Sidang uji materi UU No. 13/2010 tentang Hortikultura - Perkara No. 20 /PUU-XII/2014 – digelar pada Kamis (10/4) siang di ruang sidang Mahkamah Konstitusi (MK). Agenda sidang adalah mendengarkan keterangan Pemerintah yang diwakili oleh Mualimin Abdi selaku Direktur Litigasi Kemenkum dan HAM.
“Indonesia merupakan salah satu negara mega biodiversity yang memiliki kekayaan flora terbesar di dunia. Hal ini dapat menjadi modal dasar dalam pengembangan produk pertanian tropis, termasuk produk hortikultura yang terdiri atas tanaman, buah-buahan, sayuran, tanaman hias, dan tanaman obat. Dibandingkan komoditas pertanian lainnya, produk hortikultura memiliki nilai ekonomi yang lebih tinggi. Dengan demikian, pengembangannya diharapkan berdampak nyata terhadap pendapatan masyarakat, penyediaan lapangan kerja, dan pertumbuhan ekonomi secara nasional,” papar Mualimin kepada Majelis Hakim yang dipimpin oleh Hakim Konstitusi Hamdan Zoelva.

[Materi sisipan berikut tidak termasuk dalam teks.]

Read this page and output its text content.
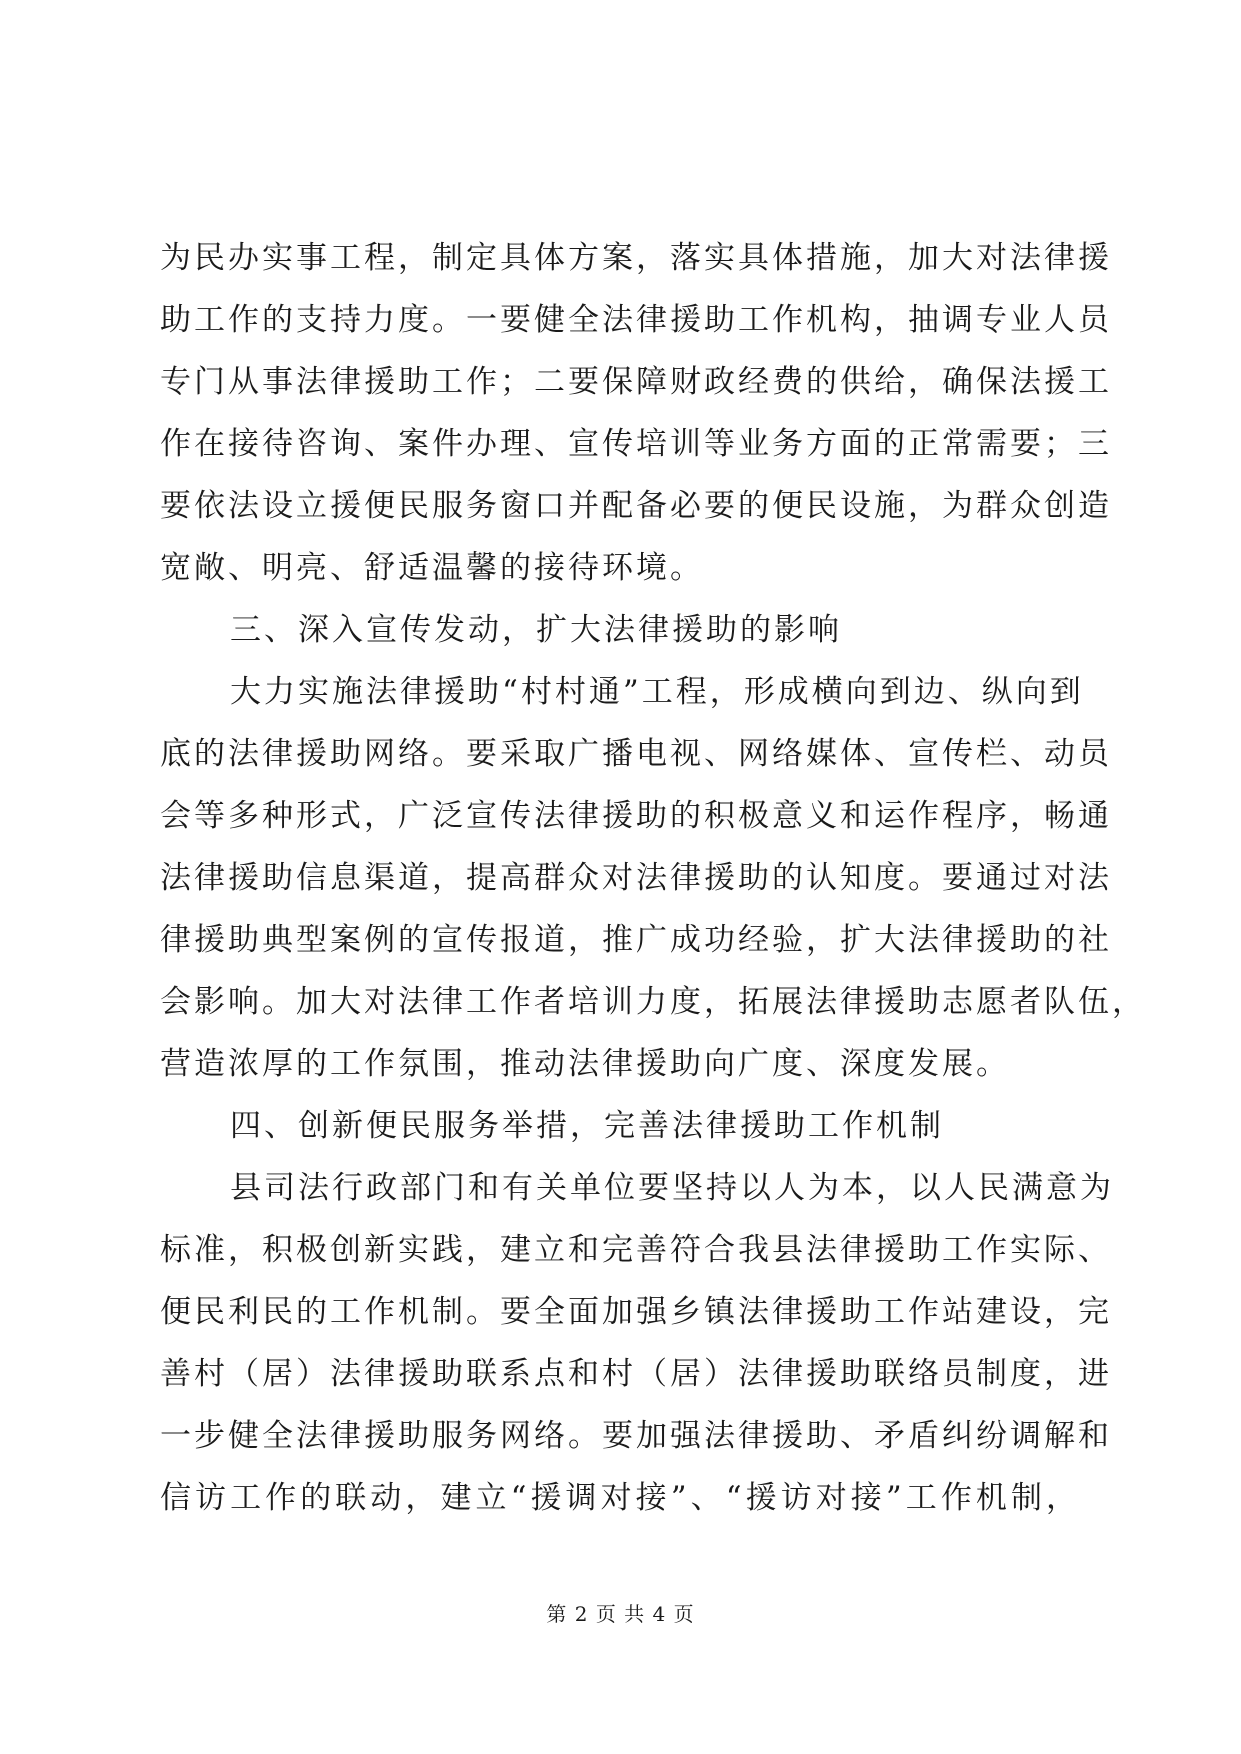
为民办实事工程，制定具体方案，落实具体措施，加大对法律援
助工作的支持力度。一要健全法律援助工作机构，抽调专业人员
专门从事法律援助工作；二要保障财政经费的供给，确保法援工
作在接待咨询、案件办理、宣传培训等业务方面的正常需要；三
要依法设立援便民服务窗口并配备必要的便民设施，为群众创造
宽敞、明亮、舒适温馨的接待环境。
三、深入宣传发动，扩大法律援助的影响
大力实施法律援助“村村通”工程，形成横向到边、纵向到
底的法律援助网络。要采取广播电视、网络媒体、宣传栏、动员
会等多种形式，广泛宣传法律援助的积极意义和运作程序，畅通
法律援助信息渠道，提高群众对法律援助的认知度。要通过对法
律援助典型案例的宣传报道，推广成功经验，扩大法律援助的社
会影响。加大对法律工作者培训力度，拓展法律援助志愿者队伍，
营造浓厚的工作氛围，推动法律援助向广度、深度发展。
四、创新便民服务举措，完善法律援助工作机制
县司法行政部门和有关单位要坚持以人为本，以人民满意为
标准，积极创新实践，建立和完善符合我县法律援助工作实际、
便民利民的工作机制。要全面加强乡镇法律援助工作站建设，完
善村（居）法律援助联系点和村（居）法律援助联络员制度，进
一步健全法律援助服务网络。要加强法律援助、矛盾纠纷调解和
信访工作的联动，建立“援调对接”、“援访对接”工作机制，
第 2 页 共 4 页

Dalam rangka merebut pasar global, kata Mualimin, produk hortikultura nasional perlu mendapatkan sentuhan inovasi teknologi untuk meningkatkan daya saing. Potensi pasar produk hortikultura sangat cerah, baik pasar domestik maupun ekspor. Cerahnya prospek pasar domestik ditunjang oleh tingginya jumlah penduduk dan meningkatnya kesejahteraan masyarakat Indonesia.
Namun kenyataannya, lanjut Mualimin, pangsa pasar domestik yang besar tersebut belum termanfaatkan secara maksimal, sebagaimana tecermin pada tingkat konsumsi produk sayuran dan buah-buahan yang masih jauh di bawah rekomendasi Food and Agriculture Organization (FAO). “Ketidakmampuan memenuhi kebutuhan pasar domestik tersebut dimanfaatkan oleh negara lain dengan mengekspor produk hortikultura ke Indonesia. Hal ini menyebabkan ketergantungan masyarakat terhadap produk impor yang dalam jangka panjang akan menguras devisa negara,” ujar Mualimin.

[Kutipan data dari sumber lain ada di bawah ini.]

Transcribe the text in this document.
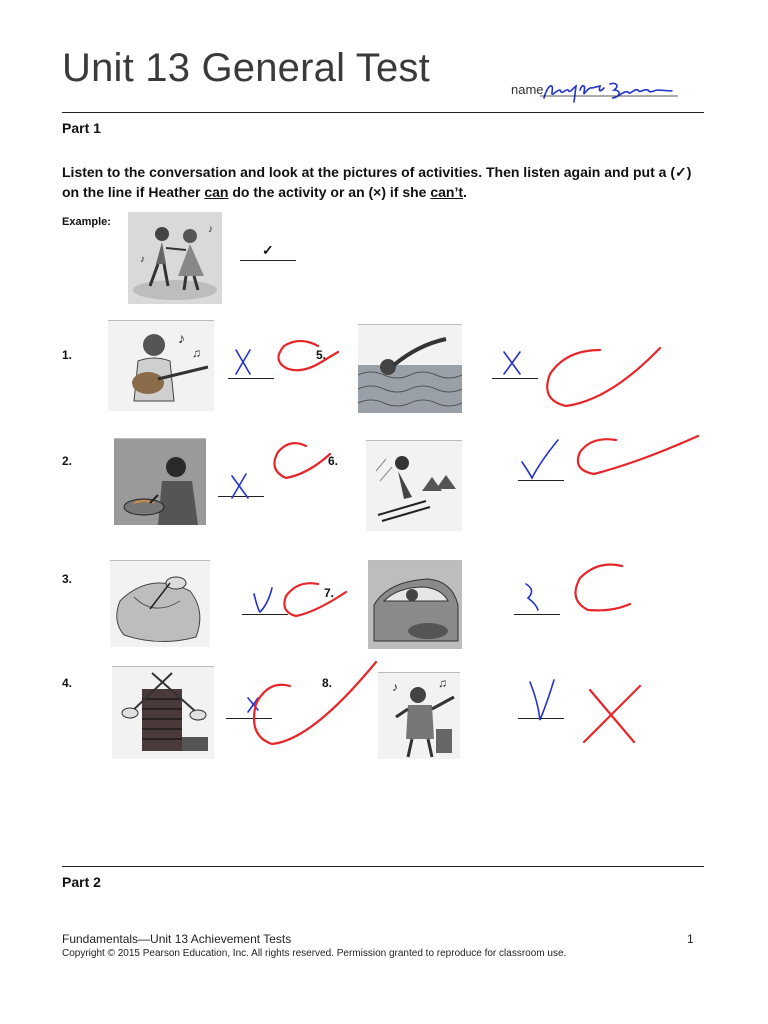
Unit 13 General Test	name
Part 1
Listen to the conversation and look at the pictures of activities. Then listen again and put a (✓) on the line if Heather can do the activity or an (×) if she can’t.
Example:
♪
♪
✓
1.
2.
3.
4.
5.
6.
7.
8.
♪
♫
♪	♫
Part 2
Fundamentals—Unit 13 Achievement Tests
Copyright © 2015 Pearson Education, Inc. All rights reserved. Permission granted to reproduce for classroom use.
1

Pengembangan Hortikultura Secara Holistik
Guna mengoptimalkan potensi prospek hortikultura nasional, diperlukan arah dan kebijakan pengembangan hortikultura secara holistik dan terpadu sejak sektor hulu, mulai dari penyediaan sarana, prasarana pendukung, benih, modal, dan sumber daya manusia yang memadai, diikuti oleh pembenahan sistem produksi, distribusi, pemasaran, dan peningkatan konsumsi holtikultura.
Dengan melibatkan seluruh pemangku kepentingan, ungkap Mualimin, peran utama pemerintah ialah membangun iklim usaha sebagai motivator, fasilitator, regulator, dinamisator, dan pemantauan serta pengawasan, sehingga masing-masing pelaku dapat bekerja dan berinteraksi secara maksimal berdasarkan prinsip-prinsip keadilan dan pemerataan.
Mualimin melanjutkan, lahirnya UU No. 13/2010 tentang Hortikultura antara lain dilandasi oleh karakteristik pengembangan usaha hortikultura yang berbeda dengan tanaman pangan maupun perkebunan khususnya yang menyangkut pola pengusahaan, penanganan produksi dan pasca panen, kebutuhan sarana dan pra sarana, tata niaga, dan kelembagaan. Selain itu dilandasi oleh komoditas hortikultura yang pada umumnya cepat rusak, memakan tempat.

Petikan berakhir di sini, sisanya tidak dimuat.